Surprisingly enough, I have not been asked that yet… this month.
I recently wrote a post on scaling and why scaling is not something you “solve,” but something that you continuously aspire to and push back on as a frontier of scaling. Scaling is the thing you can’t yet do today, and how you keep pushing that frontier back… by failing to scale over and over again, and then scaling a bit better to create opportunities for new use cases (applications, in our little world they are called dapps or decentralized applications). Scaling is not something we will solve, but what we will improve continuously, hopefully over decades, until we can support more and more interesting applications.
In the scaling debate today, there is a lot of noise and drama. Part of that is because, we are accustomed to financial systems where we perceive zero noise or drama in governance. In traditional financial systems, there is a committee of twelve people (usually white men) who gather together, smoke a couple of cigars, and then say:
“Well, how can we best help our shareholders?”
“I don’t know… Should be drop interest rates again?”
“Well… we have already dropped interest rates one hundred times and the economy is still dead… But you know what, maybe one hundred and one times might do the trick.”
“Okay, let’s drop them again… and see what happens…”
“I will be in the Bahamas next week, it’s ok, I don’t give a shit.”

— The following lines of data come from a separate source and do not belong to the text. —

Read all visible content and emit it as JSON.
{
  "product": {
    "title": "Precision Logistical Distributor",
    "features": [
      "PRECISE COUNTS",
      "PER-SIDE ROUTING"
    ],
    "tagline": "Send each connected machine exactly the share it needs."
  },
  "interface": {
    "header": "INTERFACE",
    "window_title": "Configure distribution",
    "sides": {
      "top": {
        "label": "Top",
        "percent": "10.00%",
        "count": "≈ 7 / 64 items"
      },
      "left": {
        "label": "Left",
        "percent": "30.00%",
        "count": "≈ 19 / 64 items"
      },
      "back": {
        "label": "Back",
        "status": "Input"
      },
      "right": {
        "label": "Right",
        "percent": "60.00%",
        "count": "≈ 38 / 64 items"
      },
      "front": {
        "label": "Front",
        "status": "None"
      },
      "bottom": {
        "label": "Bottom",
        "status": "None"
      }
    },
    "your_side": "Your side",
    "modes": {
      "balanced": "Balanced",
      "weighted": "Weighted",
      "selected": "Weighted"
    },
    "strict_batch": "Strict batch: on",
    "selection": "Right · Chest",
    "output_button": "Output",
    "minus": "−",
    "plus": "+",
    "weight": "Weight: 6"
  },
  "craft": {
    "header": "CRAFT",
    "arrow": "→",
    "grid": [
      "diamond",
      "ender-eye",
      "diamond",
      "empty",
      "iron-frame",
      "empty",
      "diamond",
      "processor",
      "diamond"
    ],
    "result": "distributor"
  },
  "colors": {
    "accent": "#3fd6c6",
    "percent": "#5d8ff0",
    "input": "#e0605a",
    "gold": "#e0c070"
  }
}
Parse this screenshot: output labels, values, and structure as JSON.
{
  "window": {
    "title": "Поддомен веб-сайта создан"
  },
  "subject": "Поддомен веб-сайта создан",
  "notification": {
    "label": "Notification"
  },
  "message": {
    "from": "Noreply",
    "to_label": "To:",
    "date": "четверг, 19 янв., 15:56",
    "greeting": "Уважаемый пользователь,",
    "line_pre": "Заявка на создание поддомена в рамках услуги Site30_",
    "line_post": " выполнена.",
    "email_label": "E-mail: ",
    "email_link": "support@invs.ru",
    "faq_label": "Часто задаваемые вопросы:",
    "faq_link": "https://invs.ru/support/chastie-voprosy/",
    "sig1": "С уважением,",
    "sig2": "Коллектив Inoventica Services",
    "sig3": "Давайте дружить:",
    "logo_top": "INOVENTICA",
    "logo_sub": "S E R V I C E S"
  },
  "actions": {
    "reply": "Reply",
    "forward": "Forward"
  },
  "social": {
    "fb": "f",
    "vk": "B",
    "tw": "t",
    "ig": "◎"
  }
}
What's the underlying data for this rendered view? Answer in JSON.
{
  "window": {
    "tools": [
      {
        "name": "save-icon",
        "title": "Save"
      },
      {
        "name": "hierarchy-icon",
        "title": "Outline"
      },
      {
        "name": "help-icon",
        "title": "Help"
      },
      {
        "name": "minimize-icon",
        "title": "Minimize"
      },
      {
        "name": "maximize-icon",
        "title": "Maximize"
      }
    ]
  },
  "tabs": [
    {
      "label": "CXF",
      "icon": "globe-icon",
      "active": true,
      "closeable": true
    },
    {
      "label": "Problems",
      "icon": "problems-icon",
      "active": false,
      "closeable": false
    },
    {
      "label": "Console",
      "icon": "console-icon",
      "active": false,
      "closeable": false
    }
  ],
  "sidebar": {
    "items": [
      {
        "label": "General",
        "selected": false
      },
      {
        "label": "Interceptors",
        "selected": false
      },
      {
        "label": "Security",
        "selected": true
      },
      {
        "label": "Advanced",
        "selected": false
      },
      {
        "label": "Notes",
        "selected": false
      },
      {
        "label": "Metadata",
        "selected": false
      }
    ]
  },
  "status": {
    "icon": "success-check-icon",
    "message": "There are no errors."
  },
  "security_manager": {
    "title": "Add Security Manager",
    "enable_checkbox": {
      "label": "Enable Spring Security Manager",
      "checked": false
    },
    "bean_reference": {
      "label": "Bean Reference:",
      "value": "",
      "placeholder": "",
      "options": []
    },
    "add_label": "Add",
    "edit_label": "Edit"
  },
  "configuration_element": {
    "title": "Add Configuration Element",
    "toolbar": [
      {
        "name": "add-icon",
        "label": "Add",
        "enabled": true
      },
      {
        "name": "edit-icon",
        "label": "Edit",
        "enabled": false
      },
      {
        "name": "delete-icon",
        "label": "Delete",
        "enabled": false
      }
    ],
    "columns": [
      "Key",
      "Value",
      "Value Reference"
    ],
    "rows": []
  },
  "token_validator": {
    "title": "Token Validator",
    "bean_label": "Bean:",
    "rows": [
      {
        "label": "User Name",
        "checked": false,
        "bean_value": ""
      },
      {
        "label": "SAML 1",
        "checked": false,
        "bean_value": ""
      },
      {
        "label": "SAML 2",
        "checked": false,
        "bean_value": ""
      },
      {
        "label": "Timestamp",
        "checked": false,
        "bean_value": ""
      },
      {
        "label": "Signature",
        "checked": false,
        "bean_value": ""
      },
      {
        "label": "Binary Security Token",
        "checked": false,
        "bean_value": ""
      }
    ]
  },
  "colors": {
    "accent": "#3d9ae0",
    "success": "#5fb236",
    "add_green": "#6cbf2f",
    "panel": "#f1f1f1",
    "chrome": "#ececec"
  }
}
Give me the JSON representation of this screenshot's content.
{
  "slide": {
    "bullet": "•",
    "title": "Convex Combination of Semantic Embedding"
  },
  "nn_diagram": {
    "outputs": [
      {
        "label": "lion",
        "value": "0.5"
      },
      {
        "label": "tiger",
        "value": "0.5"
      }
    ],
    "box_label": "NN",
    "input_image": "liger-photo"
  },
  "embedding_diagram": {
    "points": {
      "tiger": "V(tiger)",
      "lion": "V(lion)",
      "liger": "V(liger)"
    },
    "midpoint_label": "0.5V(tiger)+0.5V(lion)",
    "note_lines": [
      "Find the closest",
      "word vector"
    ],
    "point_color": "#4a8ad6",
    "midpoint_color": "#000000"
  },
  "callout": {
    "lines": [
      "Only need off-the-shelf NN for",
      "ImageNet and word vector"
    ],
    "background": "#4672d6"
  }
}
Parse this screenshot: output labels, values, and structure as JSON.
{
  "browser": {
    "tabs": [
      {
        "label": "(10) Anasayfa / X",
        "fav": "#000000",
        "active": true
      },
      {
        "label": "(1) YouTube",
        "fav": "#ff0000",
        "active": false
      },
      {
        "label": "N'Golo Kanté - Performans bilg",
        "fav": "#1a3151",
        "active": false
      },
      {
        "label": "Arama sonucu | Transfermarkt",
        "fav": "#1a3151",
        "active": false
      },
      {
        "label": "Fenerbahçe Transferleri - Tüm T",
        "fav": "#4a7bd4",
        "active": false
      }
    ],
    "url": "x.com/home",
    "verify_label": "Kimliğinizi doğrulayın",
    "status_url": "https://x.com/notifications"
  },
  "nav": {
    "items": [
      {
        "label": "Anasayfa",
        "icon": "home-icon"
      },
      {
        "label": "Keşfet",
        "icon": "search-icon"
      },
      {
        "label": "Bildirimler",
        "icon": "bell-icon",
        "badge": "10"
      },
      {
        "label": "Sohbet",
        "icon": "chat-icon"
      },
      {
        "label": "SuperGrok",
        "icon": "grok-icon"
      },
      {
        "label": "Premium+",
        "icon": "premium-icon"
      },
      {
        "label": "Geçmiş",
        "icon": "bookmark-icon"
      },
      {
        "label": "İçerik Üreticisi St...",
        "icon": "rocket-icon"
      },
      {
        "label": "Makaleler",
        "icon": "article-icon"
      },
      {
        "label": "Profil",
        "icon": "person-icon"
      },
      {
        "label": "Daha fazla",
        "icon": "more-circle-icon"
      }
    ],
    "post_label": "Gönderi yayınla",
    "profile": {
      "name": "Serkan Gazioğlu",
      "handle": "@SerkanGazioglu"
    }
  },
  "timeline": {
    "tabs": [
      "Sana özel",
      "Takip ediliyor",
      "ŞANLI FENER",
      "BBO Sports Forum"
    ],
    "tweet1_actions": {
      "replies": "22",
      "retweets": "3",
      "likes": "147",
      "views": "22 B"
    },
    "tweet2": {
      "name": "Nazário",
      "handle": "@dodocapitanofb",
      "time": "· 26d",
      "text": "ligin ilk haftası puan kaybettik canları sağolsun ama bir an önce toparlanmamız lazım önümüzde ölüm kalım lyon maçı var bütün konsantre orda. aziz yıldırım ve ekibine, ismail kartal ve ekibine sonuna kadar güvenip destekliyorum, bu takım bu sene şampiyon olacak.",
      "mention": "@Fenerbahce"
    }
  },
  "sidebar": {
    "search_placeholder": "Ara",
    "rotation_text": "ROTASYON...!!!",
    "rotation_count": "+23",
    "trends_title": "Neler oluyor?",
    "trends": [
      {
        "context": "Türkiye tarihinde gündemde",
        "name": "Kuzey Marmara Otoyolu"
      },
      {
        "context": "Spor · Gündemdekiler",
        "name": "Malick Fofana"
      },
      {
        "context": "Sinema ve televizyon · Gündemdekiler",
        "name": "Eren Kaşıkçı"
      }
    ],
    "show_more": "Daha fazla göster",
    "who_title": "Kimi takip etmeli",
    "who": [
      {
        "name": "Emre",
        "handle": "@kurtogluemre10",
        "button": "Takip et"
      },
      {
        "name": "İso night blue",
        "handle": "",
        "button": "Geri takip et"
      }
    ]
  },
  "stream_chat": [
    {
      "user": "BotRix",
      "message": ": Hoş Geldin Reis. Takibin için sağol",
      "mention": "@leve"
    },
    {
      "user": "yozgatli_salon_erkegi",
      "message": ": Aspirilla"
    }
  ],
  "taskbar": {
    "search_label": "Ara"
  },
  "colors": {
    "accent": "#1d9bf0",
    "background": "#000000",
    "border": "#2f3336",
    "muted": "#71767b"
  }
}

“Okay Johnny, will you make the announcement?”
“Sure, I will make the announcement – After zero deliberation and absolutely no disagreement, we will now be dropping interest rates.”
And people are going after that: “Great! Oh, at least they are not fighting with each other, because that would be bad!”
Democracy is loud, noisy, dirty, and weird. Imagine if someone in Bitcoin could say: “You had enough space, it has been x years now since you all started talking about the block size limit, but now it is time to make a decision. So here is what we will do.”
That is the one thing you can’t do in Bitcoin because there is no one in control. The fact that we can’t simply dictate our decisions to everybody else, the fact that consensus is an “everyone together or not at all” proposition… that is not a bug. It is a feature. It is probably the most important feature in Bitcoin.
Ironically, people have not yet realized that we have reached a point where the distance between opinions is very small.
A five years ago, we were talking about a “20 megabyte block size limit with exponential increase until forever!” and “NO HARD FORK!”
Then they started negotiating debate, that went like: “ Now let’s do about a 2 megabyte block size increase, plus Segregated Witness later” and the other side went something like: “Segregated Witness now, plus a 2 megabyte hard fork later. Maybe.”
Classic reached at late 2016 around 6% of the network. Segregated Witness activation on BIP-9 required 95% percent consensus, so Core had veto over the hard fork and Classic has veto over Segregated witness.
Those were interesting times, eventually one side won over the other, other hard forked. And was it worth all the fight and buzz around it?
When two parties hold a veto on each other’s most desired outcomes, compromise is just around the corner. Or not. The beauty of blockchain is that you can have two or more versions. And they can just continue flowing on their own, like a rivers.
It is an illusion that one party controls Bitcoin. You might appear to have a lot of power in Bitcoin as long as you continue to do what the consensus want you to do. But when you stop serving that consensus, your power evaporates.
That is what I think about the scaling debate. I am not pro-Classic. I am not pro-Core. I am pro-consensus and consensus will always come. We had many upgrades on the Bitcoin blockchain, and there will be many other optimizations in the future.
Then we will hit a scaling wall again, and the scaling debate will continue. Welcome to democratic assets.